Questo lavoro cerca di dare una risposta ai precedenti interrogativi attraverso la ricerca e studio di fonti nella quasi totalità in lingua inglese e tramite l’analisi di dati macro-indicatori di come l’economia dei paesi investiti dai progetti della BRI sia cambiata,. Come spesso accade in questo tipo di ricerca è difficile propendere per una visione del tutto bianca o nera, bensì, la tesi che sostengo è che i vari progetti BRI hanno diversi volti, che cambiano in base alla situazione contingente: se in alcuni paesi vi è un chiaro intento di inserirsi in maniera preponderante nell’economia, così da rafforzare i legami con Pechino, al fine di costruire una posizione di vantaggio strategico nello scacchiere globale, in altre situazioni sembra veramente esserci soltanto un interesse economico, basato sia sull’esportazione di beni e servizi all’estero, sia sulla volontà di instaurare programmi di cooperazione internazionale.
Diversa è l’analisi che riguarda la BRI nel suo complesso, che è chiaramente un elemento fondamentale nella strategia globale di Pechino, basata principalmente sul potere economico.
La presente tesi di laurea magistrale è strutturata in cinque capitoli. Nel primo viene introdotto il quesito di ricerca, come sopra esposto, e un case study che ho voluto affrontare in merito ai differenti piani per lo sviluppo e la cooperazione internazionale intrapresi dalla Cina e dall’Unione Europea in Africa, terreno non solo ricco di risorse, ma caratterizzato da una domanda di infrastrutture sempre crescente e destinata a crescere nel futuro.
Nel secondo capitolo vengono introdotte le principali dottrine dell’International Political Economy (IPE), che, nel campo delle teorie delle relazioni internazionali studia il rapporto strutturante tra politica e economia. Queste dottrine, principalmente divise tra mercantilismo, liberismo e marxismo sono il metro e il prerequisito metodologico per l’analisi nelle parti successive del presente lavoro.
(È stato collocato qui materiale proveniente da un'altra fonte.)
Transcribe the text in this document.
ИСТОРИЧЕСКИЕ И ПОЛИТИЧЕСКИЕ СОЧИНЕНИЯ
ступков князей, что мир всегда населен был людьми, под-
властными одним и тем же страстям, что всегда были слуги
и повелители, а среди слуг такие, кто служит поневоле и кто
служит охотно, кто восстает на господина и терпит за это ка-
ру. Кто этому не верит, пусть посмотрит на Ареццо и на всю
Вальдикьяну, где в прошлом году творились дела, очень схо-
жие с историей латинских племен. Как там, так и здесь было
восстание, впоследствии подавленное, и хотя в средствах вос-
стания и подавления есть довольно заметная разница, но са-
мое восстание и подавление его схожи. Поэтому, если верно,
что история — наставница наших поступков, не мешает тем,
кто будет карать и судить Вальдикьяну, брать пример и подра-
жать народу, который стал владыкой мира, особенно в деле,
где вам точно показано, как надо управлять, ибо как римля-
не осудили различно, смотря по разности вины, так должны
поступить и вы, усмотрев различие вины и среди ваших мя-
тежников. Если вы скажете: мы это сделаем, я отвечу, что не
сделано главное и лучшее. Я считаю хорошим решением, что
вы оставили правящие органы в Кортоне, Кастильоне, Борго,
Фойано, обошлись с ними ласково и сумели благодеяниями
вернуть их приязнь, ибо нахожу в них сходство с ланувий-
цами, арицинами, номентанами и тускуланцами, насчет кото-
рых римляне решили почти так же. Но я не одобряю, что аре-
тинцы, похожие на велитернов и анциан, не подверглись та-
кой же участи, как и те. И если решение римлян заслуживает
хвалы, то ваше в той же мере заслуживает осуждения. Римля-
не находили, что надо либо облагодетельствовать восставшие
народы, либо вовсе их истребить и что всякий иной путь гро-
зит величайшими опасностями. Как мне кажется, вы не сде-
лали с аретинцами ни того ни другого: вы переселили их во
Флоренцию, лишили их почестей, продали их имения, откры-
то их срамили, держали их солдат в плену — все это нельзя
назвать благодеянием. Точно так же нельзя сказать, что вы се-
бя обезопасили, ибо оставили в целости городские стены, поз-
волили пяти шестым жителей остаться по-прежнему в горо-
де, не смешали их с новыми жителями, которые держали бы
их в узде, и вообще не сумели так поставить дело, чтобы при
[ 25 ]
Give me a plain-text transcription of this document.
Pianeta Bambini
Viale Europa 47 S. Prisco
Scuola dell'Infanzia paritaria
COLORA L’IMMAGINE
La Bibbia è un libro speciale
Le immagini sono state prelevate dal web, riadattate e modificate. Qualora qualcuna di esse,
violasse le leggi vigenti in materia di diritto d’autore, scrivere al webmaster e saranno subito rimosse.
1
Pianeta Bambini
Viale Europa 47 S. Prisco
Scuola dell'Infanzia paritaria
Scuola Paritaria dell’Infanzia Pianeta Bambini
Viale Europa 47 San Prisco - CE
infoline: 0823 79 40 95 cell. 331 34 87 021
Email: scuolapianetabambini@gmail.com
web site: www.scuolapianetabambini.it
Inoltre vengono analizzate le due ipotesi, mercantilista e liberista, in merito a cosa sia la BRI per la Cina e per il mondo, attraverso vari esempi concreti.
Nel terzo capitolo ho voluto analizzare la dimensione geografica, geopolitica e geo-economica dei molteplici progetti della BRI, andando a vedere, quali sono i progetti principali nelle varie parti del mondo, quanto siano riusciti rispetto agli intenti proposti e quali interessi strategici vanno a costituire o a modificare.
Nel quarto capitolo viene affrontato il case study in merito ai programmi di cooperazione economica in Africa di Cina e Unione Europea. La Cina infatti vanta una presenza economica nel continente africano che è seconda solo alle nazioni europee, che si può dire che, durante il periodo coloniale, abbiano plasmato dal nulla l’economia in quella regione del globo. Quale delle due politiche è risultata la maggiormente appetibile e quale la più efficace, ma soprattutto, quale dà maggiori garanzie di stabilità alle nazioni africane?
Nel quinto e ultimo capitolo vengono tratte le conclusioni, fornendo una risposta al quesito di ricerca.